Grasses should obtain sufficient nutrients from the soil if the basic soil fertility recommendations from a soil test are followed. A minimal nitrogen application of 1 lb. of N/1000 ft2 per year is more than sufficient to meet the nitrogen requirements of most grasses. Beyond these basic recommendations, no additional application of fertilizer nutrients should be necessary to promote growth of healthy foliage or flowering. In fact, excessive application of fertilizer nutrients will result in weak, floppy growth of foliage and weak flowering stems that will not stand up to even mild winds. Timing of fertilizer applications should correspond to periods preceding rapid foliar growth of the plants.
Pruning of ornamental grasses should be done in late winter or early spring, just prior to new shoot growth. Many of the ornamental grasses have spectacular winter characteristics that should be preserved through the winter months. In north and central Florida, gardeners may target the months of February and March as appropriate times to prune ornamental grasses. South Florida gardeners may wish to cut back or trim ornamental grasses in January or February prior to new growth.

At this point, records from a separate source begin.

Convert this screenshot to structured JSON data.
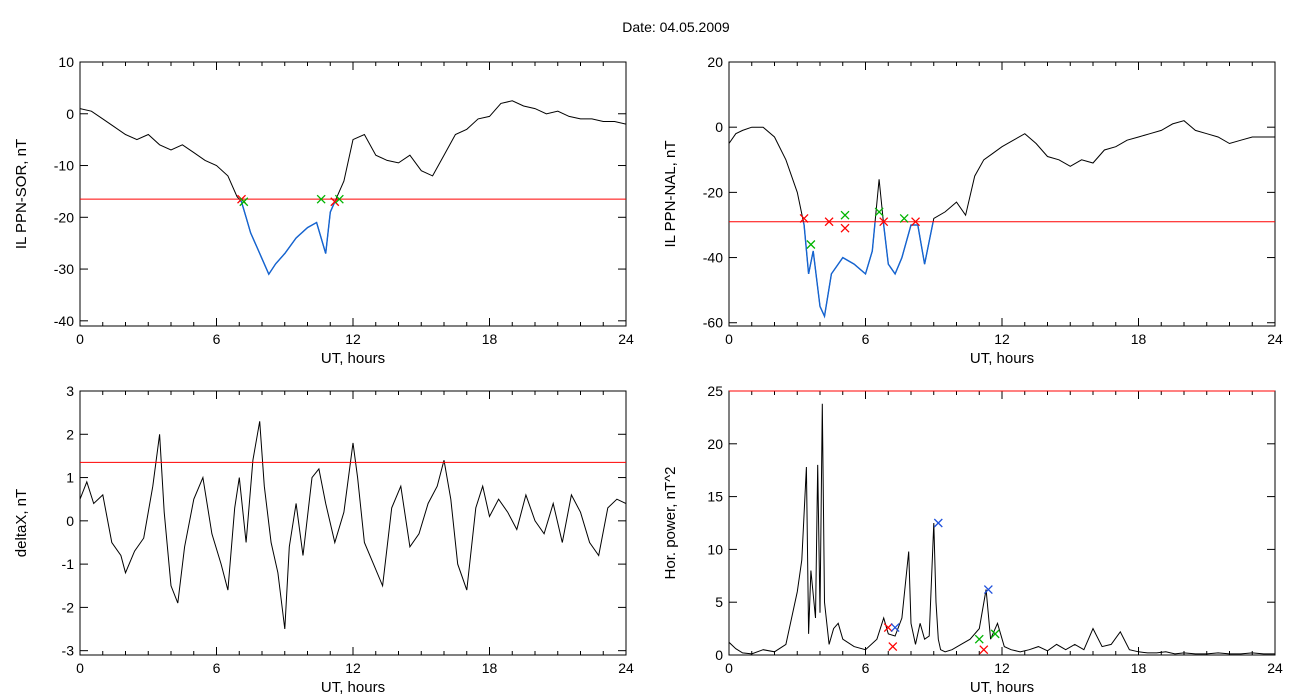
{
  "date_label": "Date:  04.05.2009",
  "colors": {
    "black": "#000000",
    "blue": "#1464d2",
    "red": "#ff0000",
    "green": "#00b400",
    "cross_blue": "#1e50dc"
  },
  "chart_data": [
    {
      "type": "line",
      "ylabel": "IL PPN-SOR, nT",
      "xlabel": "UT, hours",
      "xlim": [
        0,
        24
      ],
      "xticks": [
        0,
        6,
        12,
        18,
        24
      ],
      "ylim": [
        -41,
        10
      ],
      "yticks": [
        10,
        0,
        -10,
        -20,
        -30,
        -40
      ],
      "threshold": -16.5,
      "below_threshold_color": "blue",
      "series": {
        "x": [
          0,
          0.5,
          1,
          1.5,
          2,
          2.5,
          3,
          3.5,
          4,
          4.5,
          5,
          5.5,
          6,
          6.5,
          6.9,
          7.1,
          7.3,
          7.5,
          7.8,
          8.0,
          8.3,
          8.6,
          9.0,
          9.5,
          10.0,
          10.4,
          10.8,
          11.0,
          11.2,
          11.3,
          11.6,
          12.0,
          12.5,
          13,
          13.5,
          14,
          14.5,
          15,
          15.5,
          16,
          16.5,
          17,
          17.5,
          18,
          18.5,
          19,
          19.5,
          20,
          20.5,
          21,
          21.5,
          22,
          22.5,
          23,
          23.5,
          24
        ],
        "y": [
          1,
          0.5,
          -1,
          -2.5,
          -4,
          -5,
          -4,
          -6,
          -7,
          -6,
          -7.5,
          -9,
          -10,
          -12,
          -16,
          -17,
          -20,
          -23,
          -26,
          -28,
          -31,
          -29,
          -27,
          -24,
          -22,
          -21,
          -27,
          -19,
          -17,
          -16,
          -13,
          -5,
          -4,
          -8,
          -9,
          -9.5,
          -8,
          -11,
          -12,
          -8,
          -4,
          -3,
          -1,
          -0.5,
          2,
          2.5,
          1.5,
          1,
          0,
          0.5,
          -0.5,
          -1,
          -1,
          -1.5,
          -1.5,
          -2
        ]
      },
      "crosses": [
        {
          "x": 7.1,
          "y": -16.5,
          "color": "red"
        },
        {
          "x": 7.2,
          "y": -17,
          "color": "green"
        },
        {
          "x": 10.6,
          "y": -16.5,
          "color": "green"
        },
        {
          "x": 11.2,
          "y": -17,
          "color": "red"
        },
        {
          "x": 11.4,
          "y": -16.5,
          "color": "green"
        }
      ]
    },
    {
      "type": "line",
      "ylabel": "IL PPN-NAL, nT",
      "xlabel": "UT, hours",
      "xlim": [
        0,
        24
      ],
      "xticks": [
        0,
        6,
        12,
        18,
        24
      ],
      "ylim": [
        -61,
        20
      ],
      "yticks": [
        20,
        0,
        -20,
        -40,
        -60
      ],
      "threshold": -29,
      "below_threshold_color": "blue",
      "series": {
        "x": [
          0,
          0.3,
          0.6,
          1,
          1.5,
          2,
          2.5,
          3.0,
          3.3,
          3.5,
          3.7,
          4.0,
          4.2,
          4.5,
          5.0,
          5.5,
          6.0,
          6.3,
          6.6,
          6.8,
          7.0,
          7.3,
          7.6,
          8.0,
          8.3,
          8.6,
          9.0,
          9.5,
          10,
          10.4,
          10.8,
          11.2,
          11.6,
          12,
          12.5,
          13,
          13.5,
          14,
          14.5,
          15,
          15.5,
          16,
          16.5,
          17,
          17.5,
          18,
          18.5,
          19,
          19.5,
          20,
          20.5,
          21,
          21.5,
          22,
          22.5,
          23,
          23.5,
          24
        ],
        "y": [
          -5,
          -2,
          -1,
          0,
          0,
          -3,
          -10,
          -20,
          -30,
          -45,
          -38,
          -55,
          -58,
          -45,
          -40,
          -42,
          -45,
          -38,
          -16,
          -30,
          -42,
          -45,
          -40,
          -30,
          -30,
          -42,
          -28,
          -26,
          -23,
          -27,
          -15,
          -10,
          -8,
          -6,
          -4,
          -2,
          -5,
          -9,
          -10,
          -12,
          -10,
          -11,
          -7,
          -6,
          -4,
          -3,
          -2,
          -1,
          1,
          2,
          -1,
          -2,
          -3,
          -5,
          -4,
          -3,
          -3,
          -3
        ]
      },
      "crosses": [
        {
          "x": 3.3,
          "y": -28,
          "color": "red"
        },
        {
          "x": 3.6,
          "y": -36,
          "color": "green"
        },
        {
          "x": 4.4,
          "y": -29,
          "color": "red"
        },
        {
          "x": 5.1,
          "y": -27,
          "color": "green"
        },
        {
          "x": 5.1,
          "y": -31,
          "color": "red"
        },
        {
          "x": 6.6,
          "y": -26,
          "color": "green"
        },
        {
          "x": 6.8,
          "y": -29,
          "color": "red"
        },
        {
          "x": 7.7,
          "y": -28,
          "color": "green"
        },
        {
          "x": 8.2,
          "y": -29,
          "color": "red"
        }
      ]
    },
    {
      "type": "line",
      "ylabel": "deltaX, nT",
      "xlabel": "UT, hours",
      "xlim": [
        0,
        24
      ],
      "xticks": [
        0,
        6,
        12,
        18,
        24
      ],
      "ylim": [
        -3.1,
        3
      ],
      "yticks": [
        3,
        2,
        1,
        0,
        -1,
        -2,
        -3
      ],
      "threshold": 1.35,
      "series": {
        "x": [
          0,
          0.3,
          0.6,
          1,
          1.4,
          1.8,
          2.0,
          2.4,
          2.8,
          3.2,
          3.5,
          3.7,
          4.0,
          4.3,
          4.6,
          5.0,
          5.4,
          5.8,
          6.2,
          6.5,
          6.8,
          7.0,
          7.3,
          7.6,
          7.9,
          8.1,
          8.4,
          8.7,
          9.0,
          9.2,
          9.5,
          9.8,
          10.2,
          10.5,
          10.8,
          11.2,
          11.6,
          12.0,
          12.2,
          12.5,
          12.9,
          13.3,
          13.7,
          14.1,
          14.5,
          14.9,
          15.3,
          15.7,
          16.0,
          16.3,
          16.6,
          17.0,
          17.4,
          17.7,
          18.0,
          18.4,
          18.8,
          19.2,
          19.6,
          20.0,
          20.4,
          20.8,
          21.2,
          21.6,
          22.0,
          22.4,
          22.8,
          23.2,
          23.6,
          24
        ],
        "y": [
          0.5,
          0.9,
          0.4,
          0.6,
          -0.5,
          -0.8,
          -1.2,
          -0.7,
          -0.4,
          0.8,
          2.0,
          0.2,
          -1.5,
          -1.9,
          -0.6,
          0.5,
          1.0,
          -0.3,
          -1.0,
          -1.6,
          0.3,
          1.0,
          -0.5,
          1.4,
          2.3,
          0.8,
          -0.5,
          -1.2,
          -2.5,
          -0.6,
          0.4,
          -0.8,
          1.0,
          1.2,
          0.4,
          -0.5,
          0.2,
          1.8,
          1.0,
          -0.5,
          -1.0,
          -1.5,
          0.3,
          0.8,
          -0.6,
          -0.3,
          0.4,
          0.8,
          1.4,
          0.5,
          -1.0,
          -1.6,
          0.3,
          0.8,
          0.1,
          0.5,
          0.2,
          -0.2,
          0.6,
          0.0,
          -0.3,
          0.4,
          -0.5,
          0.6,
          0.2,
          -0.5,
          -0.8,
          0.3,
          0.5,
          0.4
        ]
      }
    },
    {
      "type": "line",
      "ylabel": "Hor. power, nT^2",
      "xlabel": "UT, hours",
      "xlim": [
        0,
        24
      ],
      "xticks": [
        0,
        6,
        12,
        18,
        24
      ],
      "ylim": [
        0,
        25
      ],
      "yticks": [
        25,
        20,
        15,
        10,
        5,
        0
      ],
      "threshold": 25,
      "series": {
        "x": [
          0,
          0.3,
          0.6,
          1,
          1.5,
          2.0,
          2.5,
          3.0,
          3.2,
          3.4,
          3.5,
          3.6,
          3.8,
          3.9,
          4.0,
          4.1,
          4.2,
          4.4,
          4.6,
          4.8,
          5.0,
          5.5,
          6.0,
          6.5,
          6.8,
          7.0,
          7.3,
          7.6,
          7.9,
          8.0,
          8.2,
          8.4,
          8.6,
          8.8,
          9.0,
          9.1,
          9.2,
          9.3,
          9.5,
          9.8,
          10.2,
          10.6,
          11.0,
          11.3,
          11.5,
          11.8,
          12.1,
          12.4,
          12.8,
          13.2,
          13.6,
          14.0,
          14.4,
          14.8,
          15.2,
          15.6,
          16.0,
          16.4,
          16.8,
          17.2,
          17.6,
          18.0,
          18.4,
          18.8,
          19.2,
          19.6,
          20.0,
          20.5,
          21,
          21.5,
          22,
          22.5,
          23,
          23.5,
          24
        ],
        "y": [
          1.2,
          0.6,
          0.2,
          0.1,
          0.5,
          0.3,
          1.0,
          6.0,
          9.0,
          17.8,
          2.0,
          8.0,
          3.5,
          18.0,
          4.0,
          23.8,
          5.0,
          1.0,
          2.5,
          3.0,
          1.5,
          0.8,
          0.5,
          1.5,
          3.5,
          2.0,
          1.8,
          3.5,
          9.8,
          3.0,
          1.0,
          3.0,
          1.5,
          1.8,
          12.5,
          5.0,
          1.5,
          0.5,
          0.3,
          0.5,
          1.0,
          1.5,
          2.5,
          6.2,
          1.5,
          3.0,
          0.8,
          0.5,
          0.3,
          0.5,
          0.8,
          0.4,
          1.0,
          0.5,
          1.0,
          0.5,
          2.5,
          0.8,
          1.0,
          2.2,
          0.5,
          0.3,
          0.2,
          0.2,
          0.3,
          0.1,
          0.2,
          0.1,
          0.1,
          0.2,
          0.1,
          0.1,
          0.2,
          0.1,
          0.1
        ]
      },
      "crosses": [
        {
          "x": 7.0,
          "y": 2.6,
          "color": "red"
        },
        {
          "x": 7.2,
          "y": 0.8,
          "color": "red"
        },
        {
          "x": 7.3,
          "y": 2.6,
          "color": "blue"
        },
        {
          "x": 9.2,
          "y": 12.5,
          "color": "blue"
        },
        {
          "x": 11.2,
          "y": 0.5,
          "color": "red"
        },
        {
          "x": 11.4,
          "y": 6.2,
          "color": "blue"
        },
        {
          "x": 11.0,
          "y": 1.5,
          "color": "green"
        },
        {
          "x": 11.7,
          "y": 2.0,
          "color": "green"
        }
      ]
    }
  ]
}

For deciduous grasses, such as Miscanthus, the old foliage may be completely removed within inches of the soil. For evergreen grasses, such as muhly grass, the ragged, dead tips of leaves can be removed to neaten the appearance of the plant. Many evergreen grasses recover quickly from a heavier pruning. Old flower stalks and seed heads may be removed any time they no longer have a neat appearance.

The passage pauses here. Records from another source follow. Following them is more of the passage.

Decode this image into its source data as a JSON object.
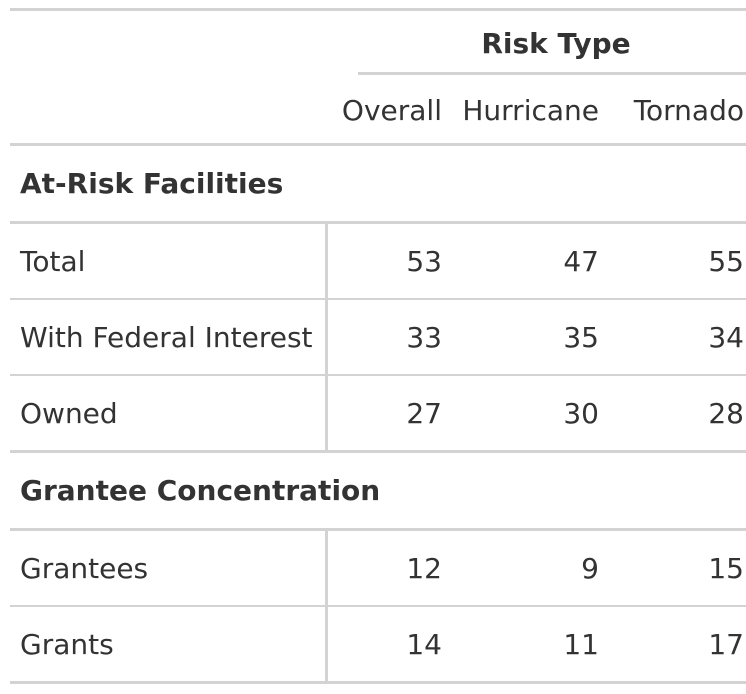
{
  "table": {
    "spanner_label": "Risk Type",
    "columns": [
      "Overall",
      "Hurricane",
      "Tornado"
    ],
    "groups": [
      {
        "label": "At-Risk Facilities",
        "rows": [
          {
            "label": "Total",
            "values": [
              "53",
              "47",
              "55"
            ]
          },
          {
            "label": "With Federal Interest",
            "values": [
              "33",
              "35",
              "34"
            ]
          },
          {
            "label": "Owned",
            "values": [
              "27",
              "30",
              "28"
            ]
          }
        ]
      },
      {
        "label": "Grantee Concentration",
        "rows": [
          {
            "label": "Grantees",
            "values": [
              "12",
              "9",
              "15"
            ]
          },
          {
            "label": "Grants",
            "values": [
              "14",
              "11",
              "17"
            ]
          }
        ]
      }
    ],
    "colors": {
      "text": "#333333",
      "rule": "#d3d3d3",
      "background": "#ffffff"
    }
  }
}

Propagation of ornamental grasses is relatively easy and can be done at the time of pruning. Clumping grasses may be dug, divided into several pieces, and replanted. Rapid regrowth will immediately follow. Divisions of creeping grasses may be done also at this time and planted in a container or new location. Division of ornamental grasses is not a requirement for sustained landscape performance but many Pennisetum, Miscanthus, and Panicum may exhibit less vigor as they become older. Many times this is a result of the buildup of the dead aboveground parts accumulating over time. Simple division and replanting is an easy way to rejuvenate these older plants. Named cultivars of ornamental grasses should only be propagated by division because seedlings from these plants may express the broader characteristics of the species rather than the specific desirable characteristics of the named cultivar. Grasses can be easily started by sowing seeds in flats or pots in early spring in an area with bright light. Seedling growth is usually rapid and the seedlings may be transplanted directly to containers or the garden.
Here are some of my favorites in my Zone 6 Indiana Garden…..

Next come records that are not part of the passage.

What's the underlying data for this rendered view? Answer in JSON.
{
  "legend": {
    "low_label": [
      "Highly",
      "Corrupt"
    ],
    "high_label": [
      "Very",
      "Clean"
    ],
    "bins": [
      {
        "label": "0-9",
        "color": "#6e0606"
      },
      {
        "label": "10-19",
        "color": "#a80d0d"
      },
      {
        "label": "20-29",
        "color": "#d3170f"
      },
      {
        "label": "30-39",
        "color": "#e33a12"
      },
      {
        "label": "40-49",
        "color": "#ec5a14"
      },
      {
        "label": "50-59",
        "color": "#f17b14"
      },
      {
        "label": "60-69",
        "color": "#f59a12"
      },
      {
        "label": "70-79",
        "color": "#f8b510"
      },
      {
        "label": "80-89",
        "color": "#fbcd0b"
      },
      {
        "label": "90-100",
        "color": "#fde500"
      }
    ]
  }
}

Karley Rose Fountain Grass….. My very favorite….
Zebra grass….I like the stripes!
Karl Forester grass, with it’s heavy sense seed heads.
I also grow maiden grass and variegated Japanese grasses here with no problems.
The only ones that have not over wintered was pink and white pampas grasses.
I have seen them in near here doing fine, but I had three die this spring.
Everyone have a safe and Happy Halloween!
Make sure you check out the landscapes before you ring the doorbells….lol!